Have you ever had to fight fungus on your feet? The infection may show up between your toes or spread over the soles. To get rid of it, you may have tried an antifungal lotion or cream, such as clotrimazole, miconazole or tolnaftate. Perhaps you have developed a regimen for treating your shoes as well. Many People’s Pharmacy readers would prefer a home remedy, so long as it works. Here is one reader’s story.
Can You Fight Fungus Between the Toes?
Q. I have had trouble with fungal infections between my toes. I used clotrimazole, which seemed to help a bit.
What really cleared it up was apple cider vinegar. Once a week after bathing, I would use cotton wool with neat ACV applied to it. I wiped between my toes and the front part of my foot. My feet were better than ever after doing that.
I read that fungi have a protective coating around them that stops the immune system from killing them. ACV apparently breaks this protective coating down so your body can then kill the fungus.
Apple Cider Vinegar Against Foot Fungus:
A. Thanks for sharing your approach.

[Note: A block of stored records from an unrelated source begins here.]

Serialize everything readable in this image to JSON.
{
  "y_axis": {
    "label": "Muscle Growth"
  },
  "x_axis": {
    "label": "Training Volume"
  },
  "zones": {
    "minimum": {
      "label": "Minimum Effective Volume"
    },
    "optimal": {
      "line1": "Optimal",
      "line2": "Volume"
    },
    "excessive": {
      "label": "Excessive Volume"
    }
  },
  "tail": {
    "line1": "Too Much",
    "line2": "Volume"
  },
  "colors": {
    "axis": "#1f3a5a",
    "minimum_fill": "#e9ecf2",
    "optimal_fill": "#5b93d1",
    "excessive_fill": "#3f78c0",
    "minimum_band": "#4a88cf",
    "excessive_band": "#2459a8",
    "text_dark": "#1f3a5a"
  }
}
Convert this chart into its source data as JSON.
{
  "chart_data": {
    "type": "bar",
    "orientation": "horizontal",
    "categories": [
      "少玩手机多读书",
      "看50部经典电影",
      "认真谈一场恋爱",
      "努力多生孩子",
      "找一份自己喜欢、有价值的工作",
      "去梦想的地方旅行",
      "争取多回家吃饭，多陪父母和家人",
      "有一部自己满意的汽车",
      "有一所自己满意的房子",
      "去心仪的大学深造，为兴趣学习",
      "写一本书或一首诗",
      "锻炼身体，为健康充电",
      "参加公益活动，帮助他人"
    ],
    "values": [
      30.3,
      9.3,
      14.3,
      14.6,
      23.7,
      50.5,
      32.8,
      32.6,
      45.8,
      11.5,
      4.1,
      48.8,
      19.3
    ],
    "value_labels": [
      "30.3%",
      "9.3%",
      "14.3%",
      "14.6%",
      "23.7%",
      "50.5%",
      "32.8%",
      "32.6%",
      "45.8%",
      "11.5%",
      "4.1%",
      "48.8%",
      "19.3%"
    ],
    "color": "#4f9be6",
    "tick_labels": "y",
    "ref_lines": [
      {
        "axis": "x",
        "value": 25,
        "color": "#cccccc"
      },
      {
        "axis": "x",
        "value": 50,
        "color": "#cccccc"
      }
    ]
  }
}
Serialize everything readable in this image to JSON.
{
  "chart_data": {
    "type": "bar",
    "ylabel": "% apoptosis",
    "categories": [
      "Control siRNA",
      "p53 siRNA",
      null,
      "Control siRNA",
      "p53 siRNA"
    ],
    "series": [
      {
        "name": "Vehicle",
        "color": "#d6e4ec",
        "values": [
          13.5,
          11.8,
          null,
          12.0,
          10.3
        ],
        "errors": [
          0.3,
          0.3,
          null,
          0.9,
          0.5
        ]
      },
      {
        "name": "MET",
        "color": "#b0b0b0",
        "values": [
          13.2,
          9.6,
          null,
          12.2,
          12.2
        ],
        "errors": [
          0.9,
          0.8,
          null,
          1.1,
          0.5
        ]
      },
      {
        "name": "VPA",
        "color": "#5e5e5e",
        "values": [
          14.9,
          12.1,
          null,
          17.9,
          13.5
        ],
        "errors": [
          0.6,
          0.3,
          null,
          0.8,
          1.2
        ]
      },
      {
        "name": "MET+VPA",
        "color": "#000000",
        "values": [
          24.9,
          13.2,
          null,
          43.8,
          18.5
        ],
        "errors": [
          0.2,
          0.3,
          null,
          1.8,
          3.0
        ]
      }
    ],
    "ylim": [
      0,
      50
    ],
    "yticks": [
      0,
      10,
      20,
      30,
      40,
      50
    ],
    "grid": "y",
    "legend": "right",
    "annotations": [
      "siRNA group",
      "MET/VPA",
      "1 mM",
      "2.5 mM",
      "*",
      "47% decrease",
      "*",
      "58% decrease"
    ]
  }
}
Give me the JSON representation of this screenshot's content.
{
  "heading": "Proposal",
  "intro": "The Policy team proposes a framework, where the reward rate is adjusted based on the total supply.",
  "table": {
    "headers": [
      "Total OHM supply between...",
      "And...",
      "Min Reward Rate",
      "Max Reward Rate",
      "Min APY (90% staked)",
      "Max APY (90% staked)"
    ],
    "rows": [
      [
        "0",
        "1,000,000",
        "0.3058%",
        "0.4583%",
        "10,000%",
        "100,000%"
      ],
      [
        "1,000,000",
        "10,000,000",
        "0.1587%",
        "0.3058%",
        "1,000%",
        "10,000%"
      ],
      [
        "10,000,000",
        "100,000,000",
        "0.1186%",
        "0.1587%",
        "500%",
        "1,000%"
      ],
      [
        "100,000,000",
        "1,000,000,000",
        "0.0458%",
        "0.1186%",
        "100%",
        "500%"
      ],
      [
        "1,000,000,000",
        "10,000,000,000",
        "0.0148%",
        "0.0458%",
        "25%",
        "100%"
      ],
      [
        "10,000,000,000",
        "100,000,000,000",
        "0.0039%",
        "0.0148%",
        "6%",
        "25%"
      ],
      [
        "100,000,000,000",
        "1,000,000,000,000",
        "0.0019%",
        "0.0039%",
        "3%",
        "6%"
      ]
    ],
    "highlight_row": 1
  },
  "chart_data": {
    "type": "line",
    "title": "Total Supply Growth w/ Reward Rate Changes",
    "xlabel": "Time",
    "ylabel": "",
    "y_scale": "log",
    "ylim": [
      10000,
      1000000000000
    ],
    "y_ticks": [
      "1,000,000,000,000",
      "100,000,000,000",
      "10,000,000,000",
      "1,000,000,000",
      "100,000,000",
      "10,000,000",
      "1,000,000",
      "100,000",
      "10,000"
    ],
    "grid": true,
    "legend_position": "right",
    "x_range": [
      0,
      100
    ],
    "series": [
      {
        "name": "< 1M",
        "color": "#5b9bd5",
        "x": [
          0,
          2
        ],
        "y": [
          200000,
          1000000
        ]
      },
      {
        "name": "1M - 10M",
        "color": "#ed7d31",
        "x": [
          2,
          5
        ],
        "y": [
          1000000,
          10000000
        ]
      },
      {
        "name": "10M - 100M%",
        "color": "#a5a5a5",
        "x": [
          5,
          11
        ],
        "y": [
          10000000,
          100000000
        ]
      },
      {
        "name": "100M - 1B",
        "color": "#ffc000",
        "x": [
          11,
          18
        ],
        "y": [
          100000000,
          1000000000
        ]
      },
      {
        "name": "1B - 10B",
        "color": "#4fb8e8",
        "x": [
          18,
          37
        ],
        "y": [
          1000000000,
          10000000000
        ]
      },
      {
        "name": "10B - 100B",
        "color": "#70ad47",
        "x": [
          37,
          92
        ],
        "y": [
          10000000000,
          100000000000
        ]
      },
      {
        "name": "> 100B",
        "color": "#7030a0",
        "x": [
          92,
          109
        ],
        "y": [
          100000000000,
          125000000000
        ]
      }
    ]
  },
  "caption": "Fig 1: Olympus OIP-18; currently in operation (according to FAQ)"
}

Researchers have noted that acetic acid (vinegar) has antifungal properties (Sleven et al, Mycoses, May 2016).
Vinegar Sock Soak to Fight Fungus:
An intriguing recommendation was published in the Journal of the American Academy of Dermatology (Sept. 22, 2017). The authors suggest a “vinegar sock soak.”
Here is their protocol:
“Each evening, patients go to a bathroom or other place with a vinegar-resistant floor, don old cotton socks, pour a few spoons of plain or apple-cider vinegar and a few spoons of water over the toes, and sit and read for 10-15 minutes. They then doff the socks, apply topical antifungals, and go to bed. In our experience, compliance, efficacy, and satisfaction are high with most patients achieving complete clinical responses within a year.”
We assume that most of these people were treating toenail fungus. That takes a year to eliminate, since the nails must grow out completely. We expect athlete’s foot infections to clear up far more quickly.
Although it is expressed in nonspecific language, it appears that the dermatologists are recommending a dilute vinegar solution. Many readers have tried soaking their feet in half vinegar and half water. That might also be a good proportion for the sock soak.